Stéphane Baumont
Stéphane
Baumont
Le Politique Show

Que d’interrogations !

Et soudain, la nouvelle terrible de l’accident de Puisseguin le 23 octobre en Gironde. Immédiatement, le nombre de morts est successivement donné sur les chaînes de télévision continues (38, 40, 42, 43) avec les premières explications sur les causes de l’accident. L’émotion et la compassion sont nationales; pour le Premier ministre, « La France est en deuil », pour les habitants qui ne participaient pas à ce voyage du club de 3e âge de Petit-Palais, « c’est notre patrimoine qui est parti». Désormais, un long processus d’enquête va commencer avec la difficile identification des victimes. L’embrasement des deux véhicules reste le point le plus inexplicable. L’état de la route sera aussi regardé de près. Dans cette attente de réponses, le pays reste sonné.

Le reste de l’actualité connaît plusieurs séquences, politiques, institutionnelles, économiques et sociales.
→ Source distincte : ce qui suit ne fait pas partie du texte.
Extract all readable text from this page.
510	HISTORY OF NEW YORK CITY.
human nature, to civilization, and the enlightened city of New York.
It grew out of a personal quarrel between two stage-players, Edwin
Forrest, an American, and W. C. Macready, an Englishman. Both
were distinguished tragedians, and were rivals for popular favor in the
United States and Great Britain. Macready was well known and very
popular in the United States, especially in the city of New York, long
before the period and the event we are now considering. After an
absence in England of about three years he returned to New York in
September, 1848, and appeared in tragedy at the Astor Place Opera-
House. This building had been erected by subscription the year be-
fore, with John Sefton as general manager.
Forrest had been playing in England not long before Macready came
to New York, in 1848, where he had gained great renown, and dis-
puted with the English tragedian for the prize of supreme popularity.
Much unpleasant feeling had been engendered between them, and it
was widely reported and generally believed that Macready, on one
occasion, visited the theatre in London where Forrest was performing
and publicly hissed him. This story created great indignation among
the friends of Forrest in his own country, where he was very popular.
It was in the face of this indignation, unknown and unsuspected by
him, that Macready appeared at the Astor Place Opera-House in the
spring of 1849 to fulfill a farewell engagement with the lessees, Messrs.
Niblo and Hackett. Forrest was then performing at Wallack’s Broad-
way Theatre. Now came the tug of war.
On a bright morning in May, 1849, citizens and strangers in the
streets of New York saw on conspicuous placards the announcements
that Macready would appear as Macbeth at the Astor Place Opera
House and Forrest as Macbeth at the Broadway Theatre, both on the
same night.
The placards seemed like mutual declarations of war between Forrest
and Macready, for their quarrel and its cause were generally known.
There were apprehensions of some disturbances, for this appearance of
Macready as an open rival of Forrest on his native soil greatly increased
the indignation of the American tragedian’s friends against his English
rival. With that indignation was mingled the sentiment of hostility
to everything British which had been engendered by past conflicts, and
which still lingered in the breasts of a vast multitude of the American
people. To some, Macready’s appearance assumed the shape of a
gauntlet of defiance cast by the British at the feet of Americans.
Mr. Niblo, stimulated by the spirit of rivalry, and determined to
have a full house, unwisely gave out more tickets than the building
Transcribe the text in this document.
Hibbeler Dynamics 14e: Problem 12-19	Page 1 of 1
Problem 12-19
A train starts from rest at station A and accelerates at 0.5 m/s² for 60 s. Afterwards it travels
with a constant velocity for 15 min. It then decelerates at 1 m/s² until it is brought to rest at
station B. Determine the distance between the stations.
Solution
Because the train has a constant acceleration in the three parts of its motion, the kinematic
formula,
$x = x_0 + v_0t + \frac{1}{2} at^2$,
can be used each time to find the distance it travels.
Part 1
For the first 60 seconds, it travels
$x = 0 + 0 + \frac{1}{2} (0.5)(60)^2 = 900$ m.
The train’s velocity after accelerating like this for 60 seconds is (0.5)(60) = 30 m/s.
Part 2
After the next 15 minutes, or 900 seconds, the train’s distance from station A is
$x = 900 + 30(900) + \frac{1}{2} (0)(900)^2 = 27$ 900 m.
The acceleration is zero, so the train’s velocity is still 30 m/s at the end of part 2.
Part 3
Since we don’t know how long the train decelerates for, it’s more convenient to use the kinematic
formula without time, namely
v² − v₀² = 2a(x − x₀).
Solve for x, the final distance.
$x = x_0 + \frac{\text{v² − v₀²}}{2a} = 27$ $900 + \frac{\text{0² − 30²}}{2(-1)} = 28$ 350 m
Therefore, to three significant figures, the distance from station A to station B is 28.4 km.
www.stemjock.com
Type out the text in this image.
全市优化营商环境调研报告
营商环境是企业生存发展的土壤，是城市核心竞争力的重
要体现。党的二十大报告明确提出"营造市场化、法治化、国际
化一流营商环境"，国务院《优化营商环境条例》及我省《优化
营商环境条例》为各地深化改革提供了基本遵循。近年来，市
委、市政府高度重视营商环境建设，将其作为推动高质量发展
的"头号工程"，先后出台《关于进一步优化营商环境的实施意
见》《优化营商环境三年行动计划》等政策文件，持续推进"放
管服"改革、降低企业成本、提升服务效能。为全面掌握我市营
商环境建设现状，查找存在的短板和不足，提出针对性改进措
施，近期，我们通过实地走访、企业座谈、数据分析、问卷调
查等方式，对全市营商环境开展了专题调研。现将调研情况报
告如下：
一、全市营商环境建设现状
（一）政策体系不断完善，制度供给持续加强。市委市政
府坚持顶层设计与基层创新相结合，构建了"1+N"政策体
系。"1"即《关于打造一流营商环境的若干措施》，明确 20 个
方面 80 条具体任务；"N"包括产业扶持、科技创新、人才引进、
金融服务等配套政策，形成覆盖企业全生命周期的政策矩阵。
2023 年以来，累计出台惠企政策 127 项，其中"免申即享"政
Régionales d’abord. Elles approchent et la campagne électorale s’emballe : refus de Marine Le Pen de participer à l’émission de France 2, annulant du coup « Des paroles et des actes » ; contestation de l’inscription électorale de Dominique Reynié, tête de liste en Midi-Pyrénées-Languedoc-Roussillon ; soutien de personnalités de gauche à Christian Estrosi sur la côte d’Azur face à Marion Maréchal-Le Pen. Le dilemme du PS est posé à travers les différents scénarios possibles : faut-il faire barrage au FN à l’issue du premier tour des élections régionales; réponse aux trois scénarios sur lesquels le PS continue de s’interroger.

« Faut-il faire barrage au FN à l’issue du premier tour ? »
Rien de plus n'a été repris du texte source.